I'm the mod of the most popular subreddit critical of cryptocurrency. Obviously crypto is a popular and controversial subject. Our community is focused on exposing the fraud and the scams in the technology. But those who are running such operations really don't want our community to exist, so they've been repeatedly reporting us to Reddit for "harassment" - basically if they make absurd claims about returns or get hacked and we find it amusing - they consider that "harassment" and now they've sanctioned our community. But we've actually not been told we violated any specific harassment policy -- just that some people complained.

So we're wondering where we can go where speaking truth to power isn't so dangerous? Anybody can file a complaint, but when the complaint is hollow, still being punished is bad. How would Behaw handle something of this nature?

EDIT: btw, my apologies if this thread may pertain to a specific incident of harassment.. I thought maybe it was a general thing - if bringing up something related but different is inappropriate, let me know and I'll delete my comments.
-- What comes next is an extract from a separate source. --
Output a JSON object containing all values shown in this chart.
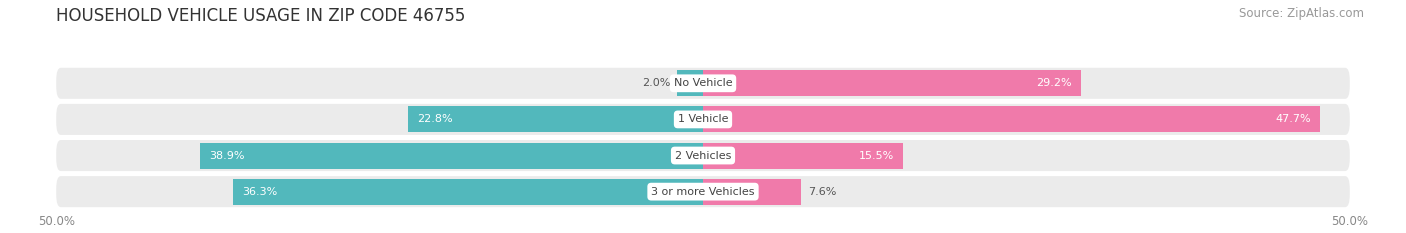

But I am hoping to talk about both sides of the "harassment" issue. There's legit harassment and then there's also fabricated harassment.

[–] [email protected] 0 points 1 year ago (1 children)

A news article exposing illegal, illicit, or otherwise not nice behavior will not be removed just because someone doesn't like it. That is not harassment.

[–] [email protected] 0 points 1 year ago (1 children)

Apparently if you call attention to someone else's post and comment in any way that the original user feels is unflattering, that could be considered "harassment" by Reddit admins.

Basically if someone promotes a crypto scheme, and we say it's a ponzi (and are prepared to back it up with evidence), that's "harassment" and we get sanctioned.

[–] [email protected] 0 points 1 year ago (1 children)

We are not Reddit nor do we intend to be.

[–] [email protected] 0 points 1 year ago (1 children)

Everybody says that. Google said, "We won't be evil."

When Twitter started to go downhill, I left for Mastodon. I went into one of the larger communities that was focused on artists and engineers and creatives and had all these glorious rules about "respect." I suddenly found my account crippled. With no notice. I had not violated any rules. What happened was the admin of the server was into cryptocurrency, saw that I was skeptical of crypto, and disabled my account and refused to do anything about it. This is a problem I've run into with Federated systems.

[–] [email protected] 1 points 1 year ago

What would be your suggestion to hold us accountable to our ethos?

We understand the skepticism and hold a similar viewpoint towards a lot of what's on the internet. We're explicitly not inviting capital to avoid making any tradeoffs or compromising the vision which capitalistic endeavors cannot by their very nature, do. But ultimately we also recognize that we're asking for a certain level of trust from our users - if you have suggestions on how to build or solidify that trust we'd love to hear it.